Mountain hares are facing extinction in large parts of the Scottish Highlands because landowners are killing thousands of them every year in order to protect the grouse shooting industry, wildlife experts have warned.

The distinctive mammals are being shot and snared by gamekeepers on grouse moors due to fears that ticks carried by hares spread a viral disease, which can be fatal to grouse. However, experts have poured doubt on claims that killing hares protects grouse.

"A preventable catastrophe has befallen the mountain hare," said Dr Adam Watson, a veteran mountain ecologist. "This is a national scandal."

Watson has just published a new book on mammals in the northeast Highlands in which he exposes the plight of the mountain hare. He has found "massive declines" over the last 10 to 20 years on grouse moors around Deeside.

"I would say that spring abundance of adults has been reduced by at least five-fold to 100-fold on most of these moors," he said.

In some areas, he said, hares have been completely wiped out, adding: "Gamekeepers on several estates have told me they were instructed to reduce hare numbers and to try to eradicate them."

Watson condemned the Government's wildlife conservation agency, Scottish Natural Heritage (SNH), for failing to protect mountain hares under European law.

He said: "SNH has known what has been happening for years and has done nothing about it. This is supine behaviour, pleasing to or subservient to powerful grouse-shooting interests, but wholly against the wider public interest."

Roy Dennis, who founded the Highland Foundation for Wildlife, said: "Numbers are drastically down. The decline is very noticeable over the last 20 years on intensely managed grouse moors. I think it's dreadful. There's far too much killing of mountain hares."

Claims that diseases carried by hares are endangering grouse are disputed. A study by scientists from the former Macaulay Land Use Research Institute in Aberdeen and the University of Glasgow in 2010 concluded: "There is no compelling evidence base to suggest culling mountain hares might increase red grouse densities."

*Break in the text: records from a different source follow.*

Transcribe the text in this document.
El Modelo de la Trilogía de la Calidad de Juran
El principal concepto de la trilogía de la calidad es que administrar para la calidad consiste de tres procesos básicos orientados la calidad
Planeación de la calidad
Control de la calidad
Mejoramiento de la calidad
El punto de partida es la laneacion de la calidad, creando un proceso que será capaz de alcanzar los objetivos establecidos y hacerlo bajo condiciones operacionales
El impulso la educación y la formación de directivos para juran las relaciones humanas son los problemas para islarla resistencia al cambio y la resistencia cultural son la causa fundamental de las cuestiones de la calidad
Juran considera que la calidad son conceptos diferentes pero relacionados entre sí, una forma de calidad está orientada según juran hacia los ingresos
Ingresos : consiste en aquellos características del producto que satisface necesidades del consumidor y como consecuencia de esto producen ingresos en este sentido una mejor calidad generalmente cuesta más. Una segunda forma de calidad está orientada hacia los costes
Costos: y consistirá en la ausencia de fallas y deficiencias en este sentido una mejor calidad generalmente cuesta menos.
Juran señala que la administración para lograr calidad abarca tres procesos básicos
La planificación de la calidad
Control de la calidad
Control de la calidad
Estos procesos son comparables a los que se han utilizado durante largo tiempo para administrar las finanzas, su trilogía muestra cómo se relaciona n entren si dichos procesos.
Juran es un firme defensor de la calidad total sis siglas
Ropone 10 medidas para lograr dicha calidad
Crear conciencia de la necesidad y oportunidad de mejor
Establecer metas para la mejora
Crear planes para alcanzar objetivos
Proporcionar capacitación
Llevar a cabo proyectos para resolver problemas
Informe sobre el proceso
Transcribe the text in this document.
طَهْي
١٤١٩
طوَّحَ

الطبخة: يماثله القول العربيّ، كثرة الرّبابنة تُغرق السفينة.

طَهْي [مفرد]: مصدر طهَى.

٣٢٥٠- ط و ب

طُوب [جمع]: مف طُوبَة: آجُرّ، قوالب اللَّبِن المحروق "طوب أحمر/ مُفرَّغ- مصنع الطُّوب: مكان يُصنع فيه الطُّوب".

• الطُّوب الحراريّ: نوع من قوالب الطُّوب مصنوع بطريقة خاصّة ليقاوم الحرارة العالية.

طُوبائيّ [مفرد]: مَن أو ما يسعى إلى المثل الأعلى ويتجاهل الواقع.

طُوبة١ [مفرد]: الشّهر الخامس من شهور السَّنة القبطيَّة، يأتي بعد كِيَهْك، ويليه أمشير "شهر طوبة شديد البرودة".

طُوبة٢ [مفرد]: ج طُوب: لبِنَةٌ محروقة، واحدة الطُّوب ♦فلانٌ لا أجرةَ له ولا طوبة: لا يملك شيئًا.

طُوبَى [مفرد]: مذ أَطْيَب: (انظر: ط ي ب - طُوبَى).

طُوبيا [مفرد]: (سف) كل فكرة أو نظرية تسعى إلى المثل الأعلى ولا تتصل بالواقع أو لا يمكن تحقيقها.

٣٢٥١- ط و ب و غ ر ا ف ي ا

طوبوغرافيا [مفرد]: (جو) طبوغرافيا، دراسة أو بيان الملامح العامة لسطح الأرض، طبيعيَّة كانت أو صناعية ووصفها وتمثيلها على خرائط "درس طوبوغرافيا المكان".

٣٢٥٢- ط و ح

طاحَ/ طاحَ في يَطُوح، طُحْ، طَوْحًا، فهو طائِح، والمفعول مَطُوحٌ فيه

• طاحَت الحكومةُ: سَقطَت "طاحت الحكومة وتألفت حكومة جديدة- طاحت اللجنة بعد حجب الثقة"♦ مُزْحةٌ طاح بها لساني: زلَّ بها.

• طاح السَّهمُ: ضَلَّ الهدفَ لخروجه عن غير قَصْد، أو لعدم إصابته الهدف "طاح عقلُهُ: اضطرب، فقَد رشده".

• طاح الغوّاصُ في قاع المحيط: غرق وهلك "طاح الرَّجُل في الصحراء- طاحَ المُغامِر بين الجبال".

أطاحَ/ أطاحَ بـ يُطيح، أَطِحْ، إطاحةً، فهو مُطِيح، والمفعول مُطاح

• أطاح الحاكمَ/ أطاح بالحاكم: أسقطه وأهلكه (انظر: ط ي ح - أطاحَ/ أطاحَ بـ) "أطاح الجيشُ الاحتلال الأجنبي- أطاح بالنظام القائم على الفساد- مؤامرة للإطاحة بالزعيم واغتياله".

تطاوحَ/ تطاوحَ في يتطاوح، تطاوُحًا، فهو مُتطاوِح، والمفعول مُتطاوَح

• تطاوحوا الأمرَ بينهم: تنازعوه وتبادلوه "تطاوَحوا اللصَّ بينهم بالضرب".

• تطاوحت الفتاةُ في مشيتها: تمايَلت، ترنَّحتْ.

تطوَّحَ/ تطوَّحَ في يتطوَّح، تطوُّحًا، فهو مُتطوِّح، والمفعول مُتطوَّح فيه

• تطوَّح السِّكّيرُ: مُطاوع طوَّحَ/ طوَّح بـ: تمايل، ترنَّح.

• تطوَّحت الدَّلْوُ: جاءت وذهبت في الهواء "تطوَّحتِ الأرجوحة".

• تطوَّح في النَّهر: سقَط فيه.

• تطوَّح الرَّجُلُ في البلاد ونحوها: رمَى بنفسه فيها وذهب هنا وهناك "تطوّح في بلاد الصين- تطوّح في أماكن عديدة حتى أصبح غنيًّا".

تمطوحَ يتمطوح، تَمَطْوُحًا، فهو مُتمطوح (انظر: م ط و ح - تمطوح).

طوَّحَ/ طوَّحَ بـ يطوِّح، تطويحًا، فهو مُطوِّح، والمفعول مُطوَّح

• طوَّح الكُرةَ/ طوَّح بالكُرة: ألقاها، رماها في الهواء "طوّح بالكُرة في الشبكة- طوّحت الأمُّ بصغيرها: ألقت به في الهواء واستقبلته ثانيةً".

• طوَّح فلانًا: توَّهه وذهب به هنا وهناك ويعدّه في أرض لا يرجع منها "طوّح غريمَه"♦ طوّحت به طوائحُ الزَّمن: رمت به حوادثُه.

The RSPB in Scotland called on SNH to take urgent action to help protect the mountain hare. The charity's Duncan Orr-Ewing said: "[The hare] appears to be suffering as a consequence of increasingly unsustainable and intensive management of huge swathes of upland Scotland with the sole intention of delivering very large bags of grouse for sport shooting."

SNH accepted that there could have been "localised extinctions" of mountain hares, and expressed concern about their "possible decline". A closed season was introduced in 2011 to limit the numbers shot during the breeding season between March and July.

The agency's Rob Raynor said: "We don't support large, indiscriminate culls of mountain hares and advise moorland managers to talk to us if they are thinking of culling hares in large numbers."

He said he was aware of allegations that some estates tried to eradicate mountain hares in an attempt to get rid of golden eagles, adding: "SNH condemns any systematic attempt to reduce hare numbers for this reason … it demonstrates no understanding of the ecology of predators such as eagles. If mountain hares become scarce or absent, the predator will switch increasingly to other more available prey, such as red grouse."

The most recent survey for SNH found more than 24,500 mountain hares were shot or snared by 90 sporting estates in 2006-07. Half were killed to try and control a viral illness known as louping ill, 40% were shot for sport and 10% for forestry or crop protection.

However, landowners have claimed evidence shows Scotland's mountain hare population to be "stable and robust". A 2007 survey suggested that the animals were present on 64% of the area of driven grouse moors.

Tim Baynes, of industry body Scottish Land & Estates, said: "The relatively high numbers on managed moors means that culling will not endanger the population."

Although thousands of mountain hares are killed every year, this is less than 10% of the population, he argued.

Alex Hogg, chairman of the Scottish Gamekeepers' Association, said that, because of the dangers of louping ill, which can infect humans, land managers had no alternative but to "suppress" the numbers of mountain hares on grouse moors.

Such arguments gave conservation groups little comfort. The volunteer-run Hare Preservation Trust is convinced hares are being killed in breach of European law.

"We have information that they are being wiped out on some estates," said the trust's John Rimington. "I don't think gamekeepers give two hoots about them."